1.14.2.2 Build Scheduler

As of the v6.0.0 release, there have been many changes to the scheduler so it would be advisable to assume that this documentation should only be used for Concourse deployments v6.0.0 and above.

Builds represent each execution of a job. Figuring out when to schedule a new build is the responsibility of the build scheduler. The scheduling of new builds can be dependent on many different factors such as when a new version of a resource is discovered, when a dependent upstream build finishes, or when a user manually triggers a build.

The build scheduler is a global component, where it deals with all the jobs within a deployment. It runs on an interval with a default of 10 seconds. If there are multiple ATCs, only one of the ATC's scheduler component will run per interval tick in order to ensure that there will be no duplicated work between ATC nodes.

The subcomponent used to figure out whether a build can be scheduled is called the algorithm.

Algorithm

The algorithm is a subcomponent of the scheduler which is used to determine the input versions to the next build of a job. There are many factors that contribute to figuring out the next input versions. It can be anything that affects which resource versions will be used to schedule a build, such as version constraints or passed constraints in a get step, disabling versions through the web UI, etc. The algorithm can also fail to determine a successful set of input versions, which the error will be propogated to the preparation view in the build page.

If the algorithm computes a successful set of input versions, it will figure out whether or not the versions it computed can be used to produce a new build. This is done by comparing the triggerable input versions to the versions used by the previous build and if any of them have a different version, then the scheduler will know to schedule a new build. Conversly, if the input versions produced by the algorithm are the same as the previous build, then the scheduler will not create a new build.

Scheduling behavior

The scheduler will schedule a new build if any of the versions produced by the algorithm for trigger: true resources is not equal to the version used by the previous build of the job.

What this means is if the algorithm runs and computes an input version, the scheduler will create a new build as long as that version is different than the previous build's version for that same input. Even if that version has been used by a build 2 months ago, the scheduler will schedule a new build as long as it has not been used by the previous build.
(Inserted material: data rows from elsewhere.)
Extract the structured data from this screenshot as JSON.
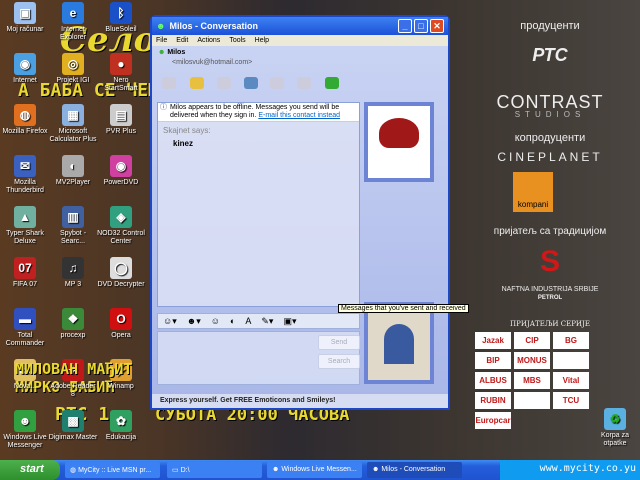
{
  "desktop": {
    "icons": [
      {
        "label": "Moj računar",
        "glyph": "▣",
        "color": "#9cc0f0"
      },
      {
        "label": "Internet Explorer",
        "glyph": "e",
        "color": "#2a7be0"
      },
      {
        "label": "BlueSoleil",
        "glyph": "ᛒ",
        "color": "#1a50c8"
      },
      {
        "label": "Internet",
        "glyph": "◉",
        "color": "#4aa0e0"
      },
      {
        "label": "Projekt IGI",
        "glyph": "◎",
        "color": "#e0b020"
      },
      {
        "label": "Nero StartSmart",
        "glyph": "●",
        "color": "#c03020"
      },
      {
        "label": "Mozilla Firefox",
        "glyph": "◍",
        "color": "#e07020"
      },
      {
        "label": "Microsoft Calculator Plus",
        "glyph": "▦",
        "color": "#8ab0e0"
      },
      {
        "label": "PVR Plus",
        "glyph": "▤",
        "color": "#ccc"
      },
      {
        "label": "Mozilla Thunderbird",
        "glyph": "✉",
        "color": "#3a60c0"
      },
      {
        "label": "MV2Player",
        "glyph": "◐",
        "color": "#aaa"
      },
      {
        "label": "PowerDVD",
        "glyph": "◉",
        "color": "#d040a0"
      },
      {
        "label": "Typer Shark Deluxe",
        "glyph": "▲",
        "color": "#70b0a0"
      },
      {
        "label": "Spybot - Searc...",
        "glyph": "▥",
        "color": "#4060a0"
      },
      {
        "label": "NOD32 Control Center",
        "glyph": "◈",
        "color": "#30a080"
      },
      {
        "label": "FIFA 07",
        "glyph": "07",
        "color": "#c02020"
      },
      {
        "label": "MP 3",
        "glyph": "♫",
        "color": "#333"
      },
      {
        "label": "DVD Decrypter",
        "glyph": "◯",
        "color": "#ddd"
      },
      {
        "label": "Total Commander",
        "glyph": "▬",
        "color": "#3050c0"
      },
      {
        "label": "procexp",
        "glyph": "❖",
        "color": "#3a8a3a"
      },
      {
        "label": "Opera",
        "glyph": "O",
        "color": "#d01010"
      },
      {
        "label": "Nova...",
        "glyph": "▭",
        "color": "#e0c060"
      },
      {
        "label": "Adobe Reader 8",
        "glyph": "✦",
        "color": "#c01818"
      },
      {
        "label": "Winamp",
        "glyph": "⚡",
        "color": "#e0a030"
      },
      {
        "label": "Windows Live Messenger",
        "glyph": "☻",
        "color": "#30a040"
      },
      {
        "label": "Digimax Master",
        "glyph": "▩",
        "color": "#208070"
      },
      {
        "label": "Edukacija",
        "glyph": "✿",
        "color": "#30a060"
      }
    ],
    "recycle_bin": "Korpa za otpatke",
    "wallpaper": {
      "title": "Село гори",
      "subtitle": "А БАБА СЕ ЧЕШЉА",
      "cast1": "МИЛОВАН МАЂИТ",
      "cast2": "МИРКО БАБИЋ",
      "channel": "РТС 1",
      "airtime": "СУБОТА 20:00 ЧАСОВА",
      "producers_label": "продуценти",
      "rts": "РТС",
      "contrast": "CONTRAST",
      "studios": "STUDIOS",
      "coproducers_label": "копродуценти",
      "cineplanet": "CINEPLANET",
      "kompani": "kompani",
      "tradition": "пријатељ са традицијом",
      "nis": "NAFTNA INDUSTRIJA SRBIJE",
      "petrol": "PETROL",
      "friends_label": "ПРИЈАТЕЉИ СЕРИЈЕ",
      "friends": [
        "Jazak",
        "CIP",
        "BG",
        "BIP",
        "MONUS",
        "",
        "ALBUS",
        "MBS",
        "Vital",
        "RUBIN",
        "",
        "TCU",
        "Europcar"
      ]
    }
  },
  "window": {
    "title": "Milos - Conversation",
    "menu": [
      "File",
      "Edit",
      "Actions",
      "Tools",
      "Help"
    ],
    "contact_name": "Milos",
    "contact_email": "<milosvuk@hotmail.com>",
    "toolbar_icons": [
      "invite-icon",
      "send-files-icon",
      "webcam-icon",
      "call-icon",
      "activities-icon",
      "games-icon",
      "block-icon"
    ],
    "info_text": "Milos appears to be offline. Messages you send will be delivered when they sign in.",
    "info_link": "E-mail this contact instead",
    "sender": "Skajnet says:",
    "message": "kinez",
    "send_label": "Send",
    "search_label": "Search",
    "status_text": "Express yourself.  Get FREE Emoticons and Smileys!",
    "tooltip": "Messages that you've sent and received"
  },
  "taskbar": {
    "start": "start",
    "tasks": [
      "MyCity :: Live MSN pr...",
      "D:\\",
      "Windows Live Messen...",
      "Milos - Conversation"
    ],
    "watermark": "www.mycity.co.yu"
  }
}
If there are any input versions that are different than the previous build, it will trigger a new build. This can affect some users that are using the pinning functionality to run older versions.

Let's say you have a job that takes a resource as an input. It currently has two builds, build 1 has ran with version v1 of the resource and build 2 has ran with v2.

diagram

If I pin the input to an older version, a new build is produced because the pinned version v1 is not equivalent to the version of the previous build v2.

diagram

Then if I unpin the version, another build would be triggered again using the latest version.

diagram

This is because after unpinning the resource, the input version for the next build becomes the latest version v2 which is not equal to the version v1 used by the previous build.

This is to allow the current state of the builds to always reflect the current state of the versions. That being said, this behavior can be undesirable if the goal is to only run a job using an old version. In this case, build rerunning is the better choice. If you would like to learn more about build rerunning, you can read more about it in the build rerunning section.

Scheduling on demand

The scheduler runs on an interval, but rather than scheduling all the jobs within a deployment on every tick, it only schedules the jobs that need to be scheduled.

First, the scheduler determines which jobs need to be scheduled. Below are all the reasons why Concourse will think a job needs to be scheduled:

  • Detecting new versions of a resource through a check

  • Saving a new version through a put

  • A build finishes for an upstream job (through passed constraints)

  • Enabling/Disabling a resource version

  • Pinning/Unpinning a resource version

  • Setting a pipeline

  • Updating a resource's resource_config

  • Manually triggering a build

  • Rerunning a build

  • Multiple versions available for a version every constraint

Each job that is scheduled will use the algorithm to determine what inputs its next build should have. Then the build is scheduled and picked up by the Build Tracker.